その機能からデザインへのアレンジが巧みなのが、シャネルの魅力といえる。2016SSの新作である偽「LE BOY」にも、そのセンスの良さをうかがうことができる。今季らしい顔立ちとなった「LE BOY」は退屈になりつつあるファッションに一石を投じてくれるだろう。

 シャネルシューズコレクション&コンビ素材の

ファッションは変化を楽しむもの
「LE BOY」の象徴的なディテールは、アンクルストラップにあるバックルの形状。

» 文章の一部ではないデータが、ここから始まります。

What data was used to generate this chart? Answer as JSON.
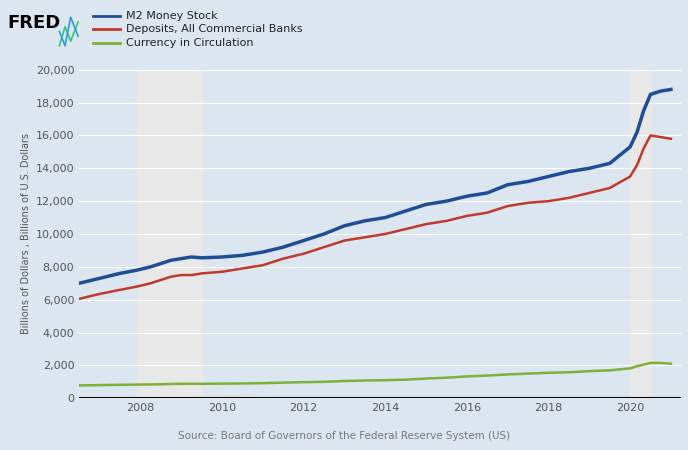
{
  "background_color": "#dce6f0",
  "plot_background": "#dce6f0",
  "source_text": "Source: Board of Governors of the Federal Reserve System (US)",
  "ylabel": "Billions of Dollars , Billions of U.S. Dollars",
  "ylim": [
    0,
    20000
  ],
  "yticks": [
    0,
    2000,
    4000,
    6000,
    8000,
    10000,
    12000,
    14000,
    16000,
    18000,
    20000
  ],
  "xlim_start": 2006.5,
  "xlim_end": 2021.25,
  "recession_bands": [
    [
      2007.917,
      2009.5
    ]
  ],
  "recession2_bands": [
    [
      2020.0,
      2020.5
    ]
  ],
  "xtick_years": [
    2008,
    2010,
    2012,
    2014,
    2016,
    2018,
    2020
  ],
  "series": {
    "m2": {
      "label": "M2 Money Stock",
      "color": "#1f4e96",
      "linewidth": 2.5
    },
    "deposits": {
      "label": "Deposits, All Commercial Banks",
      "color": "#c0392b",
      "linewidth": 1.8
    },
    "currency": {
      "label": "Currency in Circulation",
      "color": "#7fb03a",
      "linewidth": 1.8
    }
  },
  "m2_data": {
    "years": [
      2006.5,
      2007.0,
      2007.5,
      2007.917,
      2008.25,
      2008.5,
      2008.75,
      2009.0,
      2009.25,
      2009.5,
      2010.0,
      2010.5,
      2011.0,
      2011.5,
      2012.0,
      2012.5,
      2013.0,
      2013.5,
      2014.0,
      2014.5,
      2015.0,
      2015.5,
      2016.0,
      2016.5,
      2017.0,
      2017.5,
      2018.0,
      2018.5,
      2019.0,
      2019.5,
      2020.0,
      2020.17,
      2020.33,
      2020.5,
      2020.75,
      2021.0
    ],
    "values": [
      7000,
      7300,
      7600,
      7800,
      8000,
      8200,
      8400,
      8500,
      8600,
      8550,
      8600,
      8700,
      8900,
      9200,
      9600,
      10000,
      10500,
      10800,
      11000,
      11400,
      11800,
      12000,
      12300,
      12500,
      13000,
      13200,
      13500,
      13800,
      14000,
      14300,
      15300,
      16200,
      17500,
      18500,
      18700,
      18800
    ]
  },
  "deposits_data": {
    "years": [
      2006.5,
      2007.0,
      2007.5,
      2007.917,
      2008.25,
      2008.5,
      2008.75,
      2009.0,
      2009.25,
      2009.5,
      2010.0,
      2010.5,
      2011.0,
      2011.5,
      2012.0,
      2012.5,
      2013.0,
      2013.5,
      2014.0,
      2014.5,
      2015.0,
      2015.5,
      2016.0,
      2016.5,
      2017.0,
      2017.5,
      2018.0,
      2018.5,
      2019.0,
      2019.5,
      2020.0,
      2020.17,
      2020.33,
      2020.5,
      2020.75,
      2021.0
    ],
    "values": [
      6050,
      6350,
      6600,
      6800,
      7000,
      7200,
      7400,
      7500,
      7500,
      7600,
      7700,
      7900,
      8100,
      8500,
      8800,
      9200,
      9600,
      9800,
      10000,
      10300,
      10600,
      10800,
      11100,
      11300,
      11700,
      11900,
      12000,
      12200,
      12500,
      12800,
      13500,
      14200,
      15200,
      16000,
      15900,
      15800
    ]
  },
  "currency_data": {
    "years": [
      2006.5,
      2007.0,
      2007.5,
      2007.917,
      2008.25,
      2008.5,
      2008.75,
      2009.0,
      2009.25,
      2009.5,
      2010.0,
      2010.5,
      2011.0,
      2011.5,
      2012.0,
      2012.5,
      2013.0,
      2013.5,
      2014.0,
      2014.5,
      2015.0,
      2015.5,
      2016.0,
      2016.5,
      2017.0,
      2017.5,
      2018.0,
      2018.5,
      2019.0,
      2019.5,
      2020.0,
      2020.17,
      2020.33,
      2020.5,
      2020.75,
      2021.0
    ],
    "values": [
      780,
      800,
      820,
      830,
      840,
      850,
      870,
      880,
      880,
      880,
      890,
      900,
      920,
      950,
      980,
      1000,
      1050,
      1080,
      1100,
      1130,
      1200,
      1250,
      1330,
      1380,
      1450,
      1500,
      1550,
      1580,
      1650,
      1700,
      1820,
      1950,
      2050,
      2150,
      2150,
      2100
    ]
  },
  "grid_color": "#ffffff",
  "tick_label_color": "#555555",
  "recession_color": "#e8e8e8",
  "hline_color": "#000000"
}
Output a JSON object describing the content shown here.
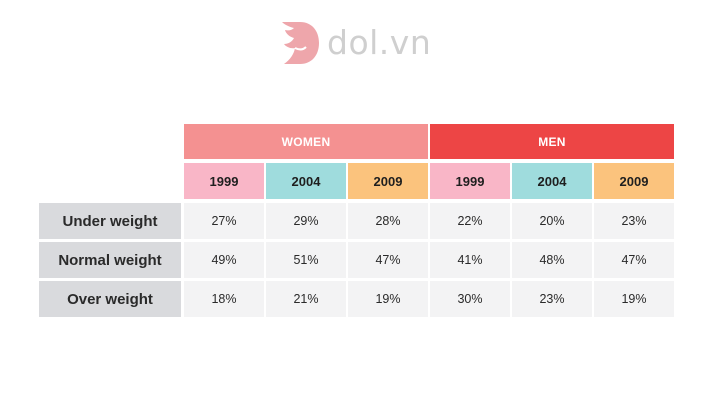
{
  "logo": {
    "text": "dol.vn",
    "color": "#e9a3a8"
  },
  "chart_data": {
    "type": "table",
    "groups": [
      {
        "name": "WOMEN",
        "color": "#f49191",
        "years": [
          "1999",
          "2004",
          "2009"
        ]
      },
      {
        "name": "MEN",
        "color": "#ed4545",
        "years": [
          "1999",
          "2004",
          "2009"
        ]
      }
    ],
    "year_colors": {
      "1999": "#f9b6c7",
      "2004": "#9fdcdd",
      "2009": "#fbc37d"
    },
    "rows": [
      {
        "label": "Under weight",
        "values": [
          "27%",
          "29%",
          "28%",
          "22%",
          "20%",
          "23%"
        ]
      },
      {
        "label": "Normal weight",
        "values": [
          "49%",
          "51%",
          "47%",
          "41%",
          "48%",
          "47%"
        ]
      },
      {
        "label": "Over weight",
        "values": [
          "18%",
          "21%",
          "19%",
          "30%",
          "23%",
          "19%"
        ]
      }
    ]
  }
}
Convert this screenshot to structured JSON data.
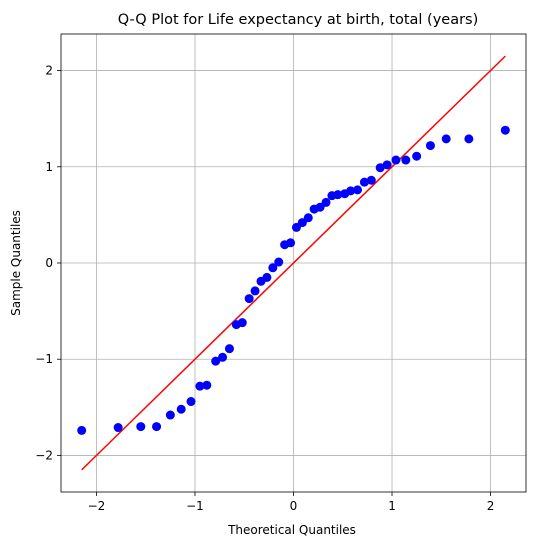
{
  "chart_data": {
    "type": "scatter",
    "title": "Q-Q Plot for Life expectancy at birth, total (years)",
    "xlabel": "Theoretical Quantiles",
    "ylabel": "Sample Quantiles",
    "xlim": [
      -2.36,
      2.36
    ],
    "ylim": [
      -2.38,
      2.38
    ],
    "xticks": [
      -2,
      -1,
      0,
      1,
      2
    ],
    "yticks": [
      -2,
      -1,
      0,
      1,
      2
    ],
    "grid": true,
    "point_color": "#0000ff",
    "line_color": "#ff0000",
    "reference_line": {
      "x": [
        -2.15,
        2.15
      ],
      "y": [
        -2.15,
        2.15
      ]
    },
    "points": [
      {
        "x": -2.15,
        "y": -1.74
      },
      {
        "x": -1.78,
        "y": -1.71
      },
      {
        "x": -1.55,
        "y": -1.7
      },
      {
        "x": -1.39,
        "y": -1.7
      },
      {
        "x": -1.25,
        "y": -1.58
      },
      {
        "x": -1.14,
        "y": -1.52
      },
      {
        "x": -1.04,
        "y": -1.44
      },
      {
        "x": -0.95,
        "y": -1.28
      },
      {
        "x": -0.88,
        "y": -1.27
      },
      {
        "x": -0.79,
        "y": -1.02
      },
      {
        "x": -0.72,
        "y": -0.98
      },
      {
        "x": -0.65,
        "y": -0.89
      },
      {
        "x": -0.58,
        "y": -0.64
      },
      {
        "x": -0.52,
        "y": -0.62
      },
      {
        "x": -0.45,
        "y": -0.37
      },
      {
        "x": -0.39,
        "y": -0.29
      },
      {
        "x": -0.33,
        "y": -0.19
      },
      {
        "x": -0.27,
        "y": -0.15
      },
      {
        "x": -0.21,
        "y": -0.05
      },
      {
        "x": -0.15,
        "y": 0.01
      },
      {
        "x": -0.09,
        "y": 0.19
      },
      {
        "x": -0.03,
        "y": 0.21
      },
      {
        "x": 0.03,
        "y": 0.37
      },
      {
        "x": 0.09,
        "y": 0.42
      },
      {
        "x": 0.15,
        "y": 0.47
      },
      {
        "x": 0.21,
        "y": 0.56
      },
      {
        "x": 0.27,
        "y": 0.58
      },
      {
        "x": 0.33,
        "y": 0.63
      },
      {
        "x": 0.39,
        "y": 0.7
      },
      {
        "x": 0.45,
        "y": 0.71
      },
      {
        "x": 0.52,
        "y": 0.72
      },
      {
        "x": 0.58,
        "y": 0.75
      },
      {
        "x": 0.65,
        "y": 0.76
      },
      {
        "x": 0.72,
        "y": 0.84
      },
      {
        "x": 0.79,
        "y": 0.86
      },
      {
        "x": 0.88,
        "y": 0.99
      },
      {
        "x": 0.95,
        "y": 1.02
      },
      {
        "x": 1.04,
        "y": 1.07
      },
      {
        "x": 1.14,
        "y": 1.07
      },
      {
        "x": 1.25,
        "y": 1.11
      },
      {
        "x": 1.39,
        "y": 1.22
      },
      {
        "x": 1.55,
        "y": 1.29
      },
      {
        "x": 1.78,
        "y": 1.29
      },
      {
        "x": 2.15,
        "y": 1.38
      }
    ]
  }
}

これは昨年登場したもので、留めるという機能に加え、完全なスクエアとして仕上げないバックルによって、昨シーズンから続く“終わらない旅”を表現したもの。その旅とは、もちろん創業者であるジョン・ロブがロンドンを目指して歩いた旅である。
 
ダービーブーツである「LE BOY」は“終わらない旅”というストーリーを受け継ぐ一足。そのデザインは、クォーター部分にキャンバス素材を使うことで軽やかさや抜け感といった、今季的なテイストが盛り込まれているのも絶妙だ。またカラーバリエーションはネイビーカーフにはネイビーのキャンバス、チェストナットにはグリーンリネンという配色で、前者はドレス系の着こなしにもマッチし、後者はカジュアルをランクアップするのにうってつけといえる。
 
この春夏はスニーカーを脱いで「LE BOY」にはき替えてみる、というのもいいだろう。そのちょっとした変化が“いつもと同じ”ファッションから“今季はちょっと違う”という絶妙な進化の具合を見せてくれる。変化を恐れることなく、変わりゆくスタイルを楽しめる大人のほうが、魅力的なのはいうまでもない。